L’AIE critiquée pour le manque d’ambition de son approche de la question climatique

Le 2 avril, plusieurs personnalités du monde universitaire, des membres d’institutions internationales, d’ONG ou issus de la communauté financière ont écrit une lettre au directeur exécutif de l’Agence internationale de l’énergie (AIE), Fatih Birol, pour exprimer leur déception à l’égard de la dernière version de son World Energy Outlook (WEO). Selon les signataires de la lettre, compte tenu de l’influence que le WEO est susceptible d’avoir sur les politiques gouvernementales et le comportement des acteurs dans la lutte contre le dérèglement climatique, les scénarios pris en compte par le rapport ne sont pas assez ambitieux. Les dernières analyses montrent en effet que les émissions de gaz à effet de serre doivent être diminuées de moitié d’ici à peine plus d’une décennie « pour réduire le risque d’un basculement irréversible qui endommagerait définitivement notre climat, notre économie et l’humanité ».

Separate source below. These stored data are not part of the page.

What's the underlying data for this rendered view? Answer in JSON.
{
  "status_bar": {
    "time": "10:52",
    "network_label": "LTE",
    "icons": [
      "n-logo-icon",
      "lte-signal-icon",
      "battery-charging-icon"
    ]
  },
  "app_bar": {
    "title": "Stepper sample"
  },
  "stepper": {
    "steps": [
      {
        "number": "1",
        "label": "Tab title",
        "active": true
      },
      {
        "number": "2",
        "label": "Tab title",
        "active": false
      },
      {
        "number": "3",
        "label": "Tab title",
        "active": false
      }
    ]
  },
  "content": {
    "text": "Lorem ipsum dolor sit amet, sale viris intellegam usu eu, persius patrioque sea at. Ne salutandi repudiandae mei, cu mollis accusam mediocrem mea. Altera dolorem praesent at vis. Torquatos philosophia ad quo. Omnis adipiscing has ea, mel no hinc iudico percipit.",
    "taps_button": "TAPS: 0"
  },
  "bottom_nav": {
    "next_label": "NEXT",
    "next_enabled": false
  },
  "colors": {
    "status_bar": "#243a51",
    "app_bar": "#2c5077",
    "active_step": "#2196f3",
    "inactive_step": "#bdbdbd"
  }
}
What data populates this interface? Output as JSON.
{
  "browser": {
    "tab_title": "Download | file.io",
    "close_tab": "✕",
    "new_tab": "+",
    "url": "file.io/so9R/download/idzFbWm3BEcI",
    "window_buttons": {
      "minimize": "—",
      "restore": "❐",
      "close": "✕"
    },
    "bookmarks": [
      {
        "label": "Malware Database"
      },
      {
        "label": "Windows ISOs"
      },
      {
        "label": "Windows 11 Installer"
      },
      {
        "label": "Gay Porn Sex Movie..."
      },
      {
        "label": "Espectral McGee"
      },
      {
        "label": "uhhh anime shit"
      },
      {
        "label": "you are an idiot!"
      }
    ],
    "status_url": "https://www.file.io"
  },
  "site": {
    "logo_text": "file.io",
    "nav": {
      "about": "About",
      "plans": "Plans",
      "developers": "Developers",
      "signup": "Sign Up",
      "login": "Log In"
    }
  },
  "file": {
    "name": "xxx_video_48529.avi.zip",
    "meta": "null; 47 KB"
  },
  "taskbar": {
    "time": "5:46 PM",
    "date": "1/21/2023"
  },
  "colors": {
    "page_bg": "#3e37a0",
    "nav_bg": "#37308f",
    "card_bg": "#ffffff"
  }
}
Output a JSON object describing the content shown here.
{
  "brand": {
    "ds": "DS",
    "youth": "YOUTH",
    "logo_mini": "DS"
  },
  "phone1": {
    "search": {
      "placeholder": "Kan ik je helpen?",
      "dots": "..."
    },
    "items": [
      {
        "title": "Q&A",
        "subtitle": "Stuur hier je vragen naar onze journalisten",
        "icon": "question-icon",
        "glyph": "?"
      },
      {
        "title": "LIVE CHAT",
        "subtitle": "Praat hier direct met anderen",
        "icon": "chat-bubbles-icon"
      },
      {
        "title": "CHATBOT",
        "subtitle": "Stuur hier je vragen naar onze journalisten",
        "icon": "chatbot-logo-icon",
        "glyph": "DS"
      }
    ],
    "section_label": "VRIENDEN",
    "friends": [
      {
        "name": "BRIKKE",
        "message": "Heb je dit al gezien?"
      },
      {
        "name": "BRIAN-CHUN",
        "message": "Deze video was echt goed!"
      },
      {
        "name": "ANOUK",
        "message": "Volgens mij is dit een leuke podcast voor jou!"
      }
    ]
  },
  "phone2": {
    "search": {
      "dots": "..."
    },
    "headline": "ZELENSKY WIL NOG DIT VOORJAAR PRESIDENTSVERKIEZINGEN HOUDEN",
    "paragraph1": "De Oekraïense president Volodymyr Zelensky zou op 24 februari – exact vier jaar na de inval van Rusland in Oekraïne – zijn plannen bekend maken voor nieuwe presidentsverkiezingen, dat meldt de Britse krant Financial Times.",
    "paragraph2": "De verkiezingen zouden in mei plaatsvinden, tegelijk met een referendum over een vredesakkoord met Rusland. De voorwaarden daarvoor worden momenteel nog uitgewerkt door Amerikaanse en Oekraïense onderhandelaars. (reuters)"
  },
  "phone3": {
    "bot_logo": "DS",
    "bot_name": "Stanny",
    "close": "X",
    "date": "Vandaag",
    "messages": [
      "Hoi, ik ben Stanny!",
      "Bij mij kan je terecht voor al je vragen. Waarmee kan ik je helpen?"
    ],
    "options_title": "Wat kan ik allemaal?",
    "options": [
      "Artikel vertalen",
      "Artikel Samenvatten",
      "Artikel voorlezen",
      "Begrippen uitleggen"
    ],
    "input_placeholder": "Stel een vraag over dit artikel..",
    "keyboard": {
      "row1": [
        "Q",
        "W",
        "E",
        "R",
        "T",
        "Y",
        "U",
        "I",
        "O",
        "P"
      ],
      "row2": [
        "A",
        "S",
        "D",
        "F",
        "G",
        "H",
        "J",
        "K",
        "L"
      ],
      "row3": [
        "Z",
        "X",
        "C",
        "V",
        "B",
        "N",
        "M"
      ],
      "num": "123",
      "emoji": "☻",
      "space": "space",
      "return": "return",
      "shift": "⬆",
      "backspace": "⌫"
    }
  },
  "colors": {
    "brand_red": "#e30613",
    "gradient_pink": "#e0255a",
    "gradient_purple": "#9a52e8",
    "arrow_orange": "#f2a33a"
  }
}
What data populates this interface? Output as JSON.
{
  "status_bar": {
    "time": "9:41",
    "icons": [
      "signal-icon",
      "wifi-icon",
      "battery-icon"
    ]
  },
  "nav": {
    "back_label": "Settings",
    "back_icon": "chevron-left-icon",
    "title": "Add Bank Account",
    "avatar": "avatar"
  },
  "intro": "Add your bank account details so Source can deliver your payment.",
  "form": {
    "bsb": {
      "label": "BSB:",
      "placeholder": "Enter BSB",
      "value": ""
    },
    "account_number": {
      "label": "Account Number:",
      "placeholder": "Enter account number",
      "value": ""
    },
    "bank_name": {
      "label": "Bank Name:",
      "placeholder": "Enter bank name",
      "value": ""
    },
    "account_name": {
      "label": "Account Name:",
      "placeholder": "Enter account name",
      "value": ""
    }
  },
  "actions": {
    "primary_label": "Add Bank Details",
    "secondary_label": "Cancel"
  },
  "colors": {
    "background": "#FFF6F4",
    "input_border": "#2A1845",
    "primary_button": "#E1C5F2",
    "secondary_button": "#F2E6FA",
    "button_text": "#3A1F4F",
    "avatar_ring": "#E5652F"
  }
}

La lettre demande donc à Fatih Birol que le scénario central du WEO (intitulé New Policies Scenario, NPS) soit clairement identifié dans le document comme un scénario basé sur les tendances observées, qui placent le monde sur une trajectoire très dangereuse qui se traduirait par une élévation de la température comprise entre 2,7 °C et 3 °C. En donnant un rôle central à ce scénario, le WEO prend le risque qu’il soit interprété comme un guide à suivre. Les signataires réclament également que l’AIE développe un scénario de développement durable (Sustainable Development Scenario, SDS) actualisé reflétant toute l’ambition de l’accord de Paris et qu’elle en fasse la référence centrale du WEO. Ce scénario devrait, au minimum, intégrer une probabilité raisonnable de limitation de l’augmentation de la température à 1,5 °C, alors que le SDS actuel ne vise qu’une probabilité de 50 % de contenir l’augmentation de la température au-dessous de 2 °C. Or, on sait aujourd’hui qu’il existe une différence notable, en termes de conséquences, entre une limitation de l’élévation de la température à 1,5 °C et une limitation de son augmentation à 2 °C.